Ci lamentavamo molto, su questo sito, di alcuni dettagli assurdi del Porcellum, che, alla fin fine, sembrano aver contato poco nella deteminazione di quanto è accaduto ieri sera. Anche questa, se ci pensate, è una notizia positiva! Anzi, forse, questa è la grande notizia della giornata del 15 Aprile 2008: il Porcellum non ha fatto il suo dovere! Come vedete, stiamo facendo incetta di buone notizie dai risultati di ieri sera!

Ma ci sono ancora altre cose positive, per trovarle basta guardare avanti. Poniamoci un attimo nel 2013, e proviamo a ragionare.

Berlusca avrà allora cinque anni in più e non avrà la forza di fare ancora il leader. Meglio ancora, questo parlamento per pochi mesi non riuscirà a votarlo presidente della repubblica (sempre che duri Napolitano, cosa non ovvia ma questi argomenti contorti e complicati li discutiamo quando ridiventiamo cinici. Stasera abbiamo l'animo puro). Sarebbe bastato posticipare la caduta del governo, o le elezioni come qualcuno chiedeva, di poche settimane: un piccolo-grande errore di Berlusconi. Comunque sia, fra 5 anni probabilmente avrà sgovernato e molta gente sarà felice di votare per qualcun altro. La qual cosa, pensateci bene, è pure un fatto positivo.

Avrà fatto molto altro? Legge elettorale a parte, probabilmente no. Ma se qualcosa avra fatto sarà abbassare le tasse, e noi siamo sempre felici se ci abbassano le tasse, specialmente se questo pensiero ci prende la sera tra il 14 ed il 15 aprile. Forse voi non lo sapete, ma negli USA il 15 aprile è l'ultimo giorno utile per la dichiarazione dei redditi. Quindi, è bello pensare che i nostri compatrioti forse vedranno le loro tasse abbassarsi: Pitosto de gnente, mejo piutosto ...

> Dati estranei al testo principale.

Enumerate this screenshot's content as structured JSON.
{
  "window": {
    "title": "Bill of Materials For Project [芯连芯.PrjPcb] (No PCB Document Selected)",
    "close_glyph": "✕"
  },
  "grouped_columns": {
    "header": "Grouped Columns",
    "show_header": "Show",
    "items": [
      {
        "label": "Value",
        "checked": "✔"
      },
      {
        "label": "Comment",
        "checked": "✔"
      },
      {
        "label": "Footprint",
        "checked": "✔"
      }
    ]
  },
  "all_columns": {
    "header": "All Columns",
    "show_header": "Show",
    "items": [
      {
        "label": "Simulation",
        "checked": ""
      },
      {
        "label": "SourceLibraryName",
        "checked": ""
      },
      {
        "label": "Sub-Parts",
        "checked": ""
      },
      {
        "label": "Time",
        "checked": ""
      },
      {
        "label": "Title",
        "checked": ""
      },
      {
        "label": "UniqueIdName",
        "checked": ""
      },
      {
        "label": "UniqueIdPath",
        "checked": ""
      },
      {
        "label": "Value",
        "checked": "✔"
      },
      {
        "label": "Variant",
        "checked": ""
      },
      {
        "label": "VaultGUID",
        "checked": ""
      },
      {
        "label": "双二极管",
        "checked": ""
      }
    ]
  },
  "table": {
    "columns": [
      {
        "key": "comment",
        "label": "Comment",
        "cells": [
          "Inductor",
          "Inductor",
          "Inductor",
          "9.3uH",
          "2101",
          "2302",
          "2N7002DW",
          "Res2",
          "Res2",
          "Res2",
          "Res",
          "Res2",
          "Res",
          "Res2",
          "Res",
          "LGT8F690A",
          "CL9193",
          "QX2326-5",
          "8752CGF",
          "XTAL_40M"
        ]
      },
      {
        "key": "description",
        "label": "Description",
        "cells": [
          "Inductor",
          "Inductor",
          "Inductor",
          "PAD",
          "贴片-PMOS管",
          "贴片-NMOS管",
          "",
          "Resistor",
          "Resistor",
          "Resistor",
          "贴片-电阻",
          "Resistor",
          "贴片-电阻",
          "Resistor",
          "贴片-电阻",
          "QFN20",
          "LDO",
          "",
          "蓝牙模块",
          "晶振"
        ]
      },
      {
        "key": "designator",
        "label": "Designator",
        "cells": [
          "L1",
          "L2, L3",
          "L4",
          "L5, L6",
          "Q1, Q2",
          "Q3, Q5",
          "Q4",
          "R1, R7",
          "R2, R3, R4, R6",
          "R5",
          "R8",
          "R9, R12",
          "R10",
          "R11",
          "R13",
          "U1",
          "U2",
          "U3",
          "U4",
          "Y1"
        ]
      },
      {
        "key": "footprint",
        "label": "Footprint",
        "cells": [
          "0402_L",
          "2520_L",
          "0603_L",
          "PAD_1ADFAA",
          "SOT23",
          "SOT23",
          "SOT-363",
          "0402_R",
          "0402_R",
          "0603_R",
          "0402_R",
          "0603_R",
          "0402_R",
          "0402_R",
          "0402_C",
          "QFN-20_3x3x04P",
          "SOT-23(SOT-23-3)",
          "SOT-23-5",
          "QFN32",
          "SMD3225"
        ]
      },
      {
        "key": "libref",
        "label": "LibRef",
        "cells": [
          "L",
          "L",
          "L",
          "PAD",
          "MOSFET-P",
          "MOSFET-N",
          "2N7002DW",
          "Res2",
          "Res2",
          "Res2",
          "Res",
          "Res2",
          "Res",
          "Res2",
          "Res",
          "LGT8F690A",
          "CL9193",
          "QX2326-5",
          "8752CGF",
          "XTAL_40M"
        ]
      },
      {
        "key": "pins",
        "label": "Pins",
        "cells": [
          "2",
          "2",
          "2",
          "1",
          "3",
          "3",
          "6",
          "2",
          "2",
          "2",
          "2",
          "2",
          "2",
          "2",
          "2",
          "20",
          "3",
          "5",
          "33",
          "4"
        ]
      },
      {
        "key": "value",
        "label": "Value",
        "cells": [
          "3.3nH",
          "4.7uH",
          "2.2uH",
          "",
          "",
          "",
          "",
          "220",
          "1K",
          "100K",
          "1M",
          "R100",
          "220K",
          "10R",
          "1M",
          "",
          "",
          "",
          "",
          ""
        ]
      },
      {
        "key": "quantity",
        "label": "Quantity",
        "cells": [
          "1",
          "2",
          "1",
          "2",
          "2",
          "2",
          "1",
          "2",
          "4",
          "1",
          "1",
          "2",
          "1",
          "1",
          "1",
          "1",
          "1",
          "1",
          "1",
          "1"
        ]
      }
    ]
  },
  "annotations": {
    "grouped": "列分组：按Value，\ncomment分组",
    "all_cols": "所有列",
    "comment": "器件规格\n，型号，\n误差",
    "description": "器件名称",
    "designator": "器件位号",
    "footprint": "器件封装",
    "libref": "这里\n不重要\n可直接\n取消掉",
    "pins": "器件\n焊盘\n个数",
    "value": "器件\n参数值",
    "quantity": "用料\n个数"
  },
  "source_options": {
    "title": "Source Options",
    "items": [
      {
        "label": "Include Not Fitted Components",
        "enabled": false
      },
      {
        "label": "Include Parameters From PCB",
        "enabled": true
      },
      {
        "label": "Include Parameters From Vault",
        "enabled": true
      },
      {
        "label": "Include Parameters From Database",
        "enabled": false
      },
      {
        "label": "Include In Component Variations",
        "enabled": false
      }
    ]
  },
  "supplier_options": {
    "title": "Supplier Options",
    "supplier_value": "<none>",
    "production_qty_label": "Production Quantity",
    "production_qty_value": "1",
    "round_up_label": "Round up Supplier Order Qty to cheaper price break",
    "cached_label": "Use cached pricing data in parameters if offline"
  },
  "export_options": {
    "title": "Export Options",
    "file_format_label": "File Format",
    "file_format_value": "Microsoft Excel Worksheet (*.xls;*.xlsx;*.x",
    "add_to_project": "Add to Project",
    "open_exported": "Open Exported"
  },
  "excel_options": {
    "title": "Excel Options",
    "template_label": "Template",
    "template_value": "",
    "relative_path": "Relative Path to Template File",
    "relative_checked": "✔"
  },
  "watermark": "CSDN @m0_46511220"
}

Cosa sarà del PD nel 2013 è fonte di notevole incertezza. La bolla VW si è sgonfiata. Ha già detto che non si dimetterà, ed è un male. Ci sarà l'opportunità di passare cinque anni occupati in lotte al coltello fratricide e subdole per cercare di eliminarlo e sostituirlo con un nuovo candidato gradito ai maggiorenti del partito. Ognuno si diverte come vuole. Azzardiamo che con o senza Veltroni, l'attuale classe dirigente del PD non sarà in grado di produrre grosse idee innovative. Con Veltroni di sicuro no, e siccome Veltroni resterà, la probabilità che cambi qualcosa è infinitesima. Non notiamo grandiose idee nemmeno fra i giovani che aspirano a diventare la futura classe dirigente del partito. Anche perché, ha provato Veltroni, per diventare capolista alla Camera per il PD non serve elaborare idee e darsi da fare per costruire politica nuova, basta frequentare la gente giusta ed essere carini. Difficile pensare che l'esigenza di cambiare che si avvertirà alle prossime elezioni verrà soddisfatta pienamente da una rimescolatura del programma presentato dal PD in queste elezioni.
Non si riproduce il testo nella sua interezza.